The good side of the scarred young man’s face blushed. “It’s easy for me,” he said. “I’ve known all my life that I was your spy, your confidant—it’s like
knowing where a treasure is hidden. Often I feel sorry for the others. I hope you’re not too severe with them.”
“I don’t want to aid you openly unless I must,” the ruler said. “But I’ll find ways that aren’t open. Don’t worry.” He winked.
“I know you will, sir.”
“Just don’t pawn your communicator.”
The image was gone, leaving only a blank screen. The young man turned out the light and continued to undress, taking off everything but his shorts. He was lying down on the bed when he heard a thump from the other side of the cardboard partition. The blind girl, feeling her way about the room, must have bumped into it. He was about to call, “Are you hurt?” when he saw that one of the panels, a section perhaps three feet by four, was teetering in its frame.
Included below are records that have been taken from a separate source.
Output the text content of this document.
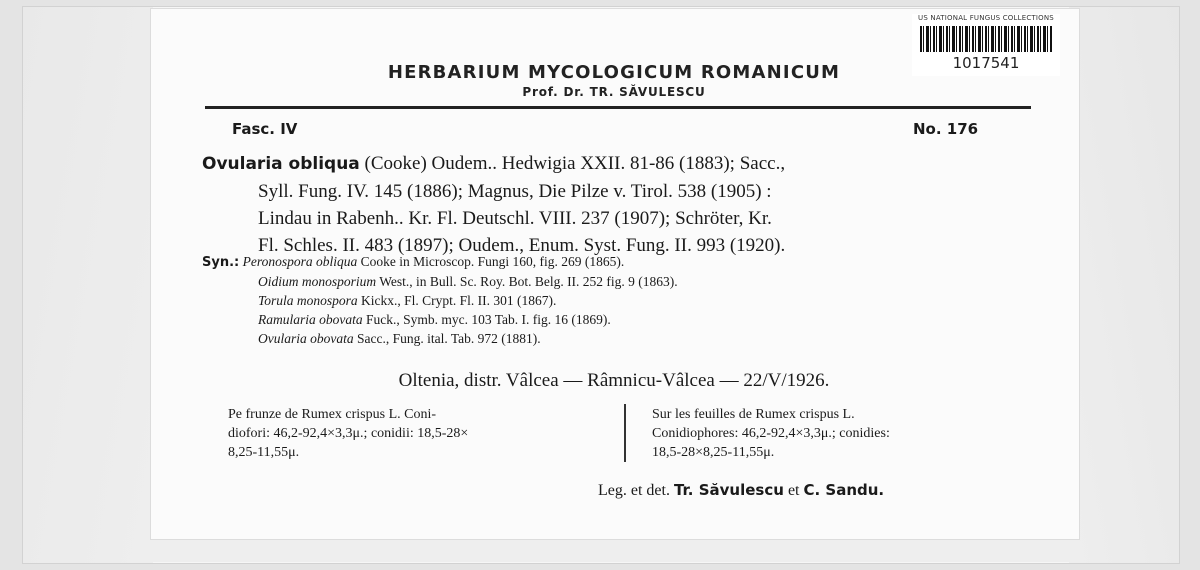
US NATIONAL FUNGUS COLLECTIONS
1017541
HERBARIUM MYCOLOGICUM ROMANICUM
Prof. Dr. TR. SĂVULESCU
Fasc. IV	No. 176
Ovularia obliqua (Cooke) Oudem.. Hedwigia XXII. 81-86 (1883); Sacc.,
Syll. Fung. IV. 145 (1886); Magnus, Die Pilze v. Tirol. 538 (1905) :
Lindau in Rabenh.. Kr. Fl. Deutschl. VIII. 237 (1907); Schröter, Kr.
Fl. Schles. II. 483 (1897); Oudem., Enum. Syst. Fung. II. 993 (1920).
Syn.: Peronospora obliqua Cooke in Microscop. Fungi 160, fig. 269 (1865).
Oidium monosporium West., in Bull. Sc. Roy. Bot. Belg. II. 252 fig. 9 (1863).
Torula monospora Kickx., Fl. Crypt. Fl. II. 301 (1867).
Ramularia obovata Fuck., Symb. myc. 103 Tab. I. fig. 16 (1869).
Ovularia obovata Sacc., Fung. ital. Tab. 972 (1881).
Oltenia, distr. Vâlcea — Râmnicu-Vâlcea — 22/V/1926.
Pe frunze de Rumex crispus L. Coni-
diofori: 46,2-92,4×3,3μ.; conidii: 18,5-28×
8,25-11,55μ.
Sur les feuilles de Rumex crispus L.
Conidiophores: 46,2-92,4×3,3μ.; conidies:
18,5-28×8,25-11,55μ.
Leg. et det. Tr. Săvulescu et C. Sandu.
He caught it as it fell and laid it on floor.
The light the old woman had turned on still burned in the girl’s room and he saw that she had hung up her coat and wrapped her hair in a strip of paper towels from the washstand. While he watched she removed her black glasses, set them on the bureau, and rubbed the bridge of her nose. One of her eyes showed only white; the iris of the other was the poisoned blue color of watered milk and turned in and down. Her face was lovely. While he watched she unbuttoned her blouse and hung it up. Then she unhooked her communicator from her belt, ran her fingers over the buttons once, and, without looking, pressed a number.
“This is Westwind,” she said.
He could not hear the voice that answered her, but the face in the screen, small and bright, was the face of the ruler. “I’m all right,” she said. “At first I didn’t think I was going to be able to find a place to stay tonight, but I have. And I’ve met someone.”
The scarred young man lifted the panel back into place as gently as he could and lay down again upon his bed. When he heard the rattle of her cane again he tapped the partition and called, “Breakfast tomorrow. Don’t forget.”
“I won’t. Good night.”
“Good night,” he said.
In the room below them the old woman was patting her straggling hair into place with one hand while she punched a number with the other. “Hello,” she said, “this is Westwind. I saw you tonight.”